One crashed service took down three other services because they were all directly dependent on it.

That was the day we decided to move to event-driven architecture.

How We Set It Up

The concept is simple. Instead of Service A calling Service B directly Service A publishes an event to Kafka. Service B listens for that event and processes it on its own time.

// Before: Direct coupling
class OrderService {
    public function complete($order) {
        $order->markComplete();
        Http::post('billing-service/invoice', $order->toArray());
        Http::post('notification-service/email', $order->toArray());
        Http::post('analytics-service/track', $order->toArray());
    }
}

// After: Event-driven
class OrderService {
    public function complete($order) {
        $order->markComplete();
        KafkaProducer::publish('order.completed', [
            'order_id' => $order->id,
            'tenant_id' => $order->tenant_id,
            'total' => $order->total,
            'completed_at' => now()->toIso8601String(),
        ]);
    }
}

The order service does not know or care who listens to that event. Billing creates an invoice. Notifications send an email. Analytics tracks a metric. Each service subscribes to the event independently.

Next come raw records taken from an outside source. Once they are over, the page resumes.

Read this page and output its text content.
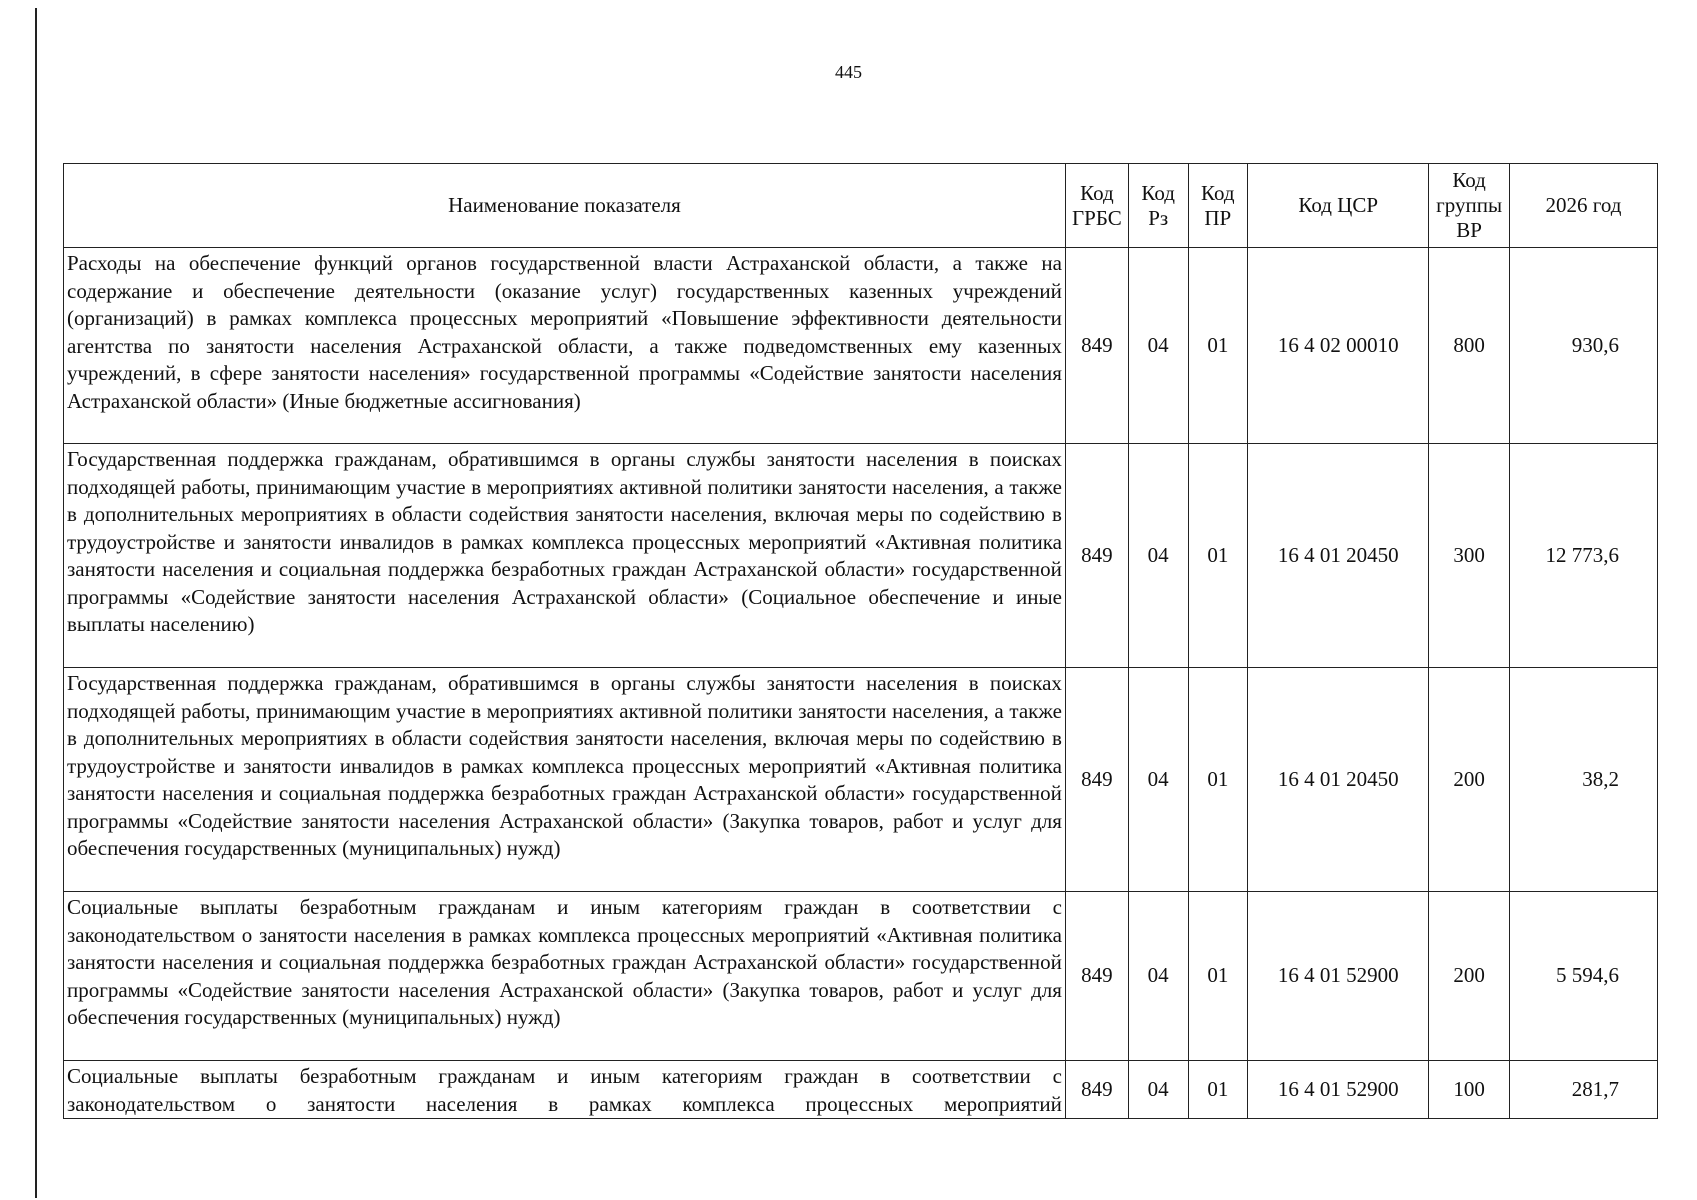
445
Наименование показателя	Код ГРБС	Код Рз	Код ПР	Код ЦСР	Код группы ВР	2026 год
Расходы на обеспечение функций органов государственной власти Астраханской области, а также на содержание и обеспечение деятельности (оказание услуг) государственных казенных учреждений (организаций) в рамках комплекса процессных мероприятий «Повышение эффективности деятельности агентства по занятости населения Астраханской области, а также подведомственных ему казенных учреждений, в сфере занятости населения» государственной программы «Содействие занятости населения Астраханской области» (Иные бюджетные ассигнования)	849	04	01	16 4 02 00010	800	930,6
Государственная поддержка гражданам, обратившимся в органы службы занятости населения в поисках подходящей работы, принимающим участие в мероприятиях активной политики занятости населения, а также в дополнительных мероприятиях в области содействия занятости населения, включая меры по содействию в трудоустройстве и занятости инвалидов в рамках комплекса процессных мероприятий «Активная политика занятости населения и социальная поддержка безработных граждан Астраханской области» государственной программы «Содействие занятости населения Астраханской области» (Социальное обеспечение и иные выплаты населению)	849	04	01	16 4 01 20450	300	12 773,6
Государственная поддержка гражданам, обратившимся в органы службы занятости населения в поисках подходящей работы, принимающим участие в мероприятиях активной политики занятости населения, а также в дополнительных мероприятиях в области содействия занятости населения, включая меры по содействию в трудоустройстве и занятости инвалидов в рамках комплекса процессных мероприятий «Активная политика занятости населения и социальная поддержка безработных граждан Астраханской области» государственной программы «Содействие занятости населения Астраханской области» (Закупка товаров, работ и услуг для обеспечения государственных (муниципальных) нужд)	849	04	01	16 4 01 20450	200	38,2
Социальные выплаты безработным гражданам и иным категориям граждан в соответствии с законодательством о занятости населения в рамках комплекса процессных мероприятий «Активная политика занятости населения и социальная поддержка безработных граждан Астраханской области» государственной программы «Содействие занятости населения Астраханской области» (Закупка товаров, работ и услуг для обеспечения государственных (муниципальных) нужд)	849	04	01	16 4 01 52900	200	5 594,6

Социальные выплаты безработным гражданам и иным категориям граждан в соответствии с законодательством о занятости населения в рамках комплекса процессных мероприятий	849	04	01	16 4 01 52900	100	281,7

What Broke During Migration

I wish I could say the migration was smooth. It was not.

Problem 1: Event ordering. We assumed events would arrive in the order they were published. They mostly did. But when we had high throughput some consumers processed events out of order. An "order.updated" event arrived before "order.created" and the consumer crashed because the order did not exist yet.

The fix was adding an event version number and having consumers check if they had already processed a newer version before applying changes.

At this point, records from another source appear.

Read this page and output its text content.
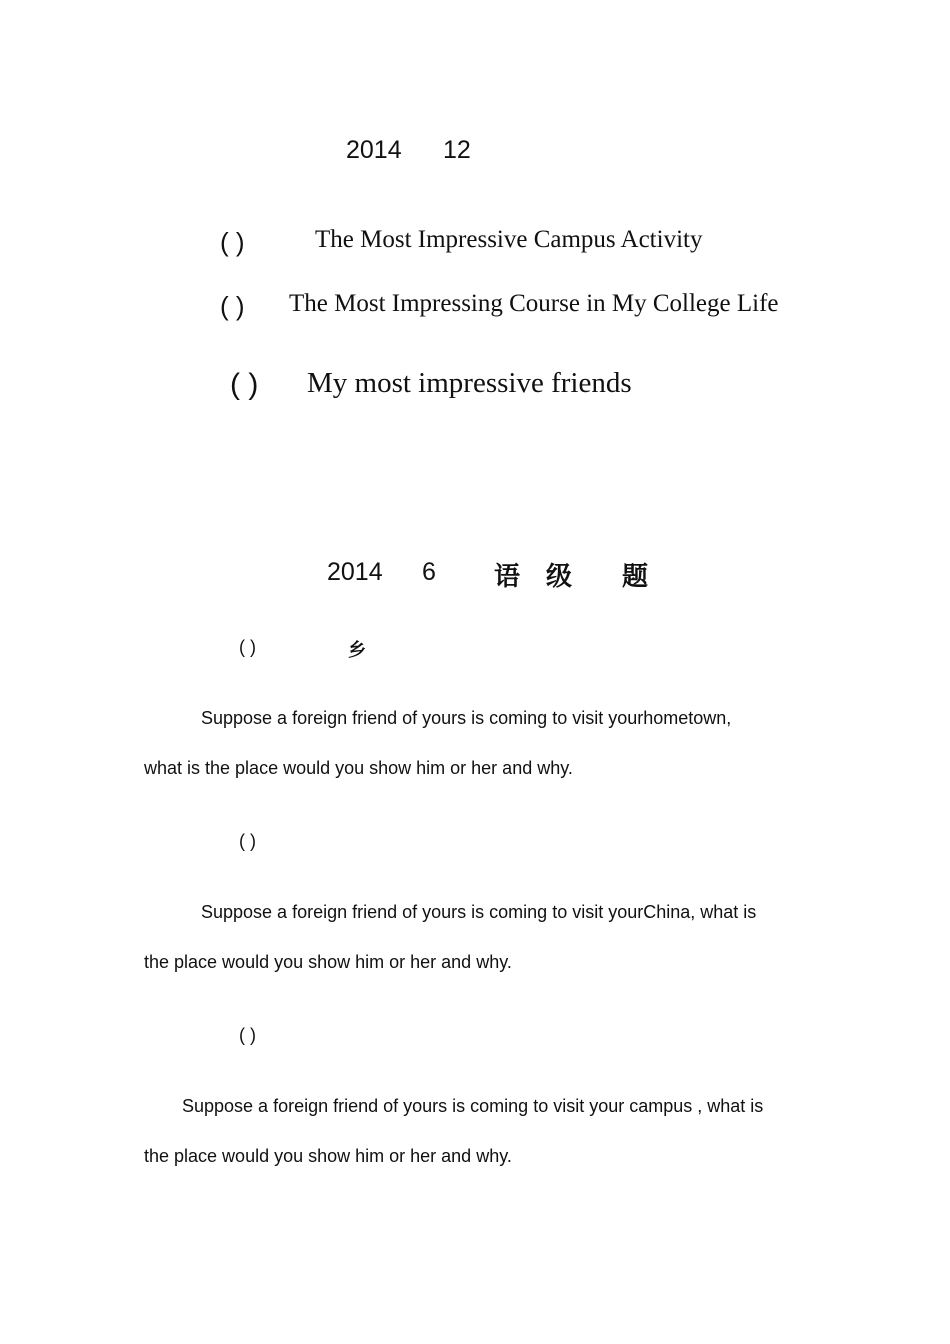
2014 12
( )	The Most Impressive Campus Activity
( ) The Most Impressing Course in My College Life
( ) My most impressive friends
2014 6 语 级 题
( )	乡
Suppose a foreign friend of yours is coming to visit yourhometown,
what is the place would you show him or her and why.
( )
Suppose a foreign friend of yours is coming to visit yourChina, what is
the place would you show him or her and why.
( )
Suppose a foreign friend of yours is coming to visit your campus , what is
the place would you show him or her and why.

Problem 2: Duplicate events. Kafka guarantees at-least-once delivery. That means consumers can receive the same event twice. We had a bug where a payment was processed twice because the consumer was not idempotent.

The fix was adding a unique event ID and checking if we had already processed that ID before taking action.

class InvoiceConsumer {
    public function handle($event) {
        if (ProcessedEvent::where('event_id', $event['id'])->exists()) {
            return;
        }

        $invoice = Invoice::createFromOrder($event['order_id']);

        ProcessedEvent::create(['event_id' => $event['id']]);
    }
}

Problem 3: Debugging was harder. With direct API calls you could trace a request from start to finish in one log. With events the flow is split across multiple services and multiple time periods. Finding out why an invoice was not created required checking logs in three different services.

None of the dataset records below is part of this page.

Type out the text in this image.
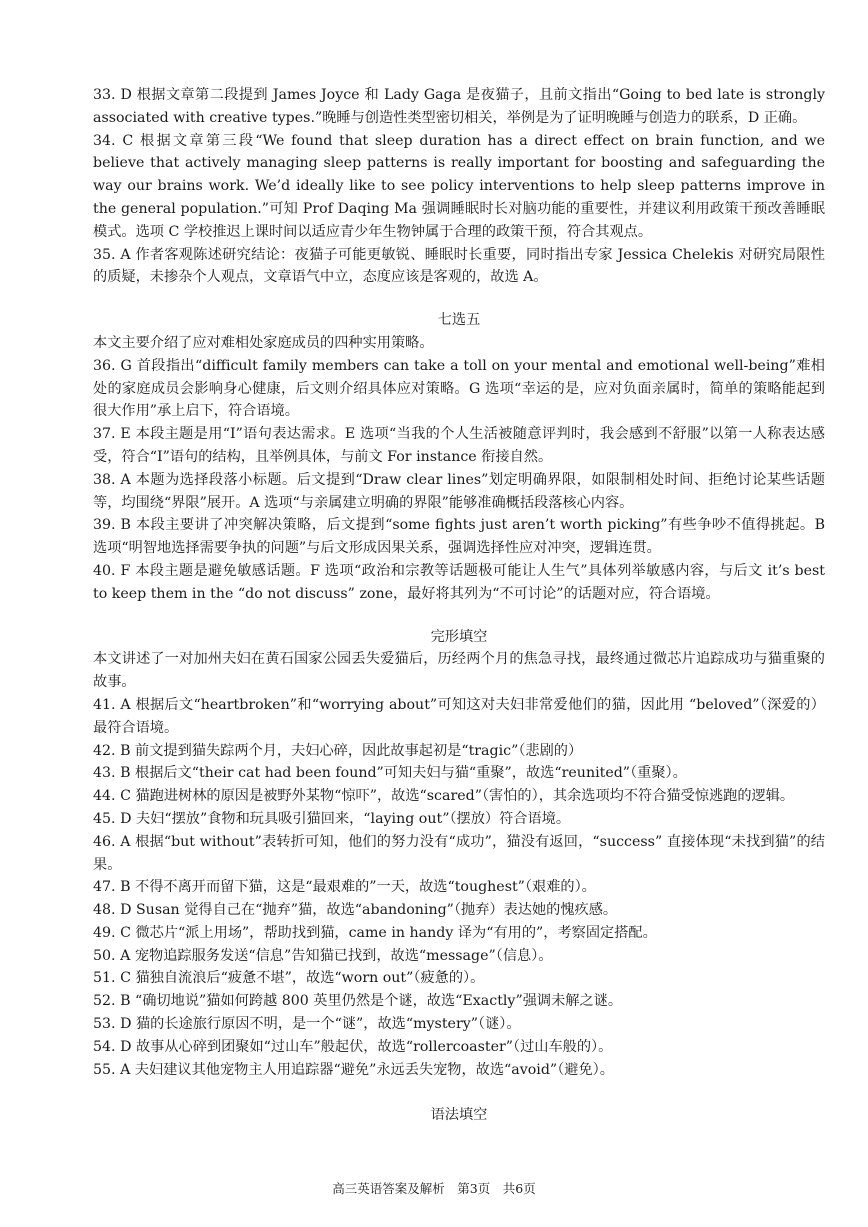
33. D 根据文章第二段提到 James Joyce 和 Lady Gaga 是夜猫子，且前文指出“Going to bed late is strongly associated with creative types.”晚睡与创造性类型密切相关，举例是为了证明晚睡与创造力的联系，D 正确。

34. C 根据文章第三段“We found that sleep duration has a direct effect on brain function, and we believe that actively managing sleep patterns is really important for boosting and safeguarding the way our brains work. We’d ideally like to see policy interventions to help sleep patterns improve in the general population.”可知 Prof Daqing Ma 强调睡眠时长对脑功能的重要性，并建议利用政策干预改善睡眠模式。选项 C 学校推迟上课时间以适应青少年生物钟属于合理的政策干预，符合其观点。

35. A 作者客观陈述研究结论：夜猫子可能更敏锐、睡眠时长重要，同时指出专家 Jessica Chelekis 对研究局限性的质疑，未掺杂个人观点，文章语气中立，态度应该是客观的，故选 A。

七选五

本文主要介绍了应对难相处家庭成员的四种实用策略。

36. G 首段指出“difficult family members can take a toll on your mental and emotional well-being”难相处的家庭成员会影响身心健康，后文则介绍具体应对策略。G 选项“幸运的是，应对负面亲属时，简单的策略能起到很大作用”承上启下，符合语境。

37. E 本段主题是用“I”语句表达需求。E 选项“当我的个人生活被随意评判时，我会感到不舒服”以第一人称表达感受，符合“I”语句的结构，且举例具体，与前文 For instance 衔接自然。

38. A 本题为选择段落小标题。后文提到“Draw clear lines”划定明确界限，如限制相处时间、拒绝讨论某些话题等，均围绕“界限”展开。A 选项“与亲属建立明确的界限”能够准确概括段落核心内容。

39. B 本段主要讲了冲突解决策略，后文提到“some fights just aren’t worth picking”有些争吵不值得挑起。B 选项“明智地选择需要争执的问题”与后文形成因果关系，强调选择性应对冲突，逻辑连贯。

40. F 本段主题是避免敏感话题。F 选项“政治和宗教等话题极可能让人生气”具体列举敏感内容，与后文 it’s best to keep them in the “do not discuss” zone，最好将其列为“不可讨论”的话题对应，符合语境。

完形填空

本文讲述了一对加州夫妇在黄石国家公园丢失爱猫后，历经两个月的焦急寻找，最终通过微芯片追踪成功与猫重聚的故事。

41. A 根据后文“heartbroken”和“worrying about”可知这对夫妇非常爱他们的猫，因此用 “beloved”（深爱的）最符合语境。

42. B 前文提到猫失踪两个月，夫妇心碎，因此故事起初是“tragic”（悲剧的）

43. B 根据后文“their cat had been found”可知夫妇与猫“重聚”，故选“reunited”（重聚）。

44. C 猫跑进树林的原因是被野外某物“惊吓”，故选“scared”（害怕的），其余选项均不符合猫受惊逃跑的逻辑。

45. D 夫妇“摆放”食物和玩具吸引猫回来，“laying out”（摆放）符合语境。

46. A 根据“but without”表转折可知，他们的努力没有“成功”，猫没有返回，“success” 直接体现“未找到猫”的结果。

47. B 不得不离开而留下猫，这是“最艰难的”一天，故选“toughest”（艰难的）。

48. D Susan 觉得自己在“抛弃”猫，故选“abandoning”（抛弃）表达她的愧疚感。

49. C 微芯片“派上用场”，帮助找到猫，came in handy 译为“有用的”，考察固定搭配。

50. A 宠物追踪服务发送“信息”告知猫已找到，故选“message”（信息）。

51. C 猫独自流浪后“疲惫不堪”，故选“worn out”（疲惫的）。

52. B “确切地说”猫如何跨越 800 英里仍然是个谜，故选“Exactly”强调未解之谜。

53. D 猫的长途旅行原因不明，是一个“谜”，故选“mystery”（谜）。

54. D 故事从心碎到团聚如“过山车”般起伏，故选“rollercoaster”（过山车般的）。

55. A 夫妇建议其他宠物主人用追踪器“避免”永远丢失宠物，故选“avoid”（避免）。

语法填空

高三英语答案及解析　第3页　共6页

We solved this by adding a correlation ID to every event. When the order service publishes an event it includes a unique request ID. Every downstream consumer includes that same ID in their logs. Now you can search for one ID and see the entire flow across all services.

The Patterns That Saved Us

Dead letter queue. When a consumer fails to process an event after 3 retries it goes to a dead letter topic. We have a dashboard that shows failed events and lets us replay them after fixing the bug.

Schema registry. We define the structure of every event in a shared schema. If a producer tries to publish an event that does not match the schema it fails at publish time not at consume time. This prevented so many bugs.

Consumer lag monitoring. We track how far behind each consumer is. If the notification consumer falls 10,000 events behind we get an alert. This caught performance issues before users noticed them.

The Results

After 3 months on event-driven architecture:

Zero cascading failures. One service going down does not affect any other service.
We can deploy services independently without coordinating with other teams.
Adding a new consumer takes 30 minutes instead of modifying 5 different services.
Event replay lets us reprocess historical data when we add new features.

What I Would Do Differently

I would have implemented idempotency from day one not after the duplicate payment bug. Every consumer should be idempotent by default.

I would have invested in better tooling earlier. A good event viewer that shows the flow of events across services would have saved weeks of debugging time.

And I would not have migrated everything at once. We tried to move all 10 services in one sprint. It should have been gradual. Start with the least critical services and work toward the most critical.

Event-driven architecture is powerful but it adds complexity. If you have 3 services that rarely fail direct API calls are probably fine. If you have 10+ services and reliability matters events are worth the investment.

Have you migrated from direct API calls to event-driven architecture? What surprised you the most?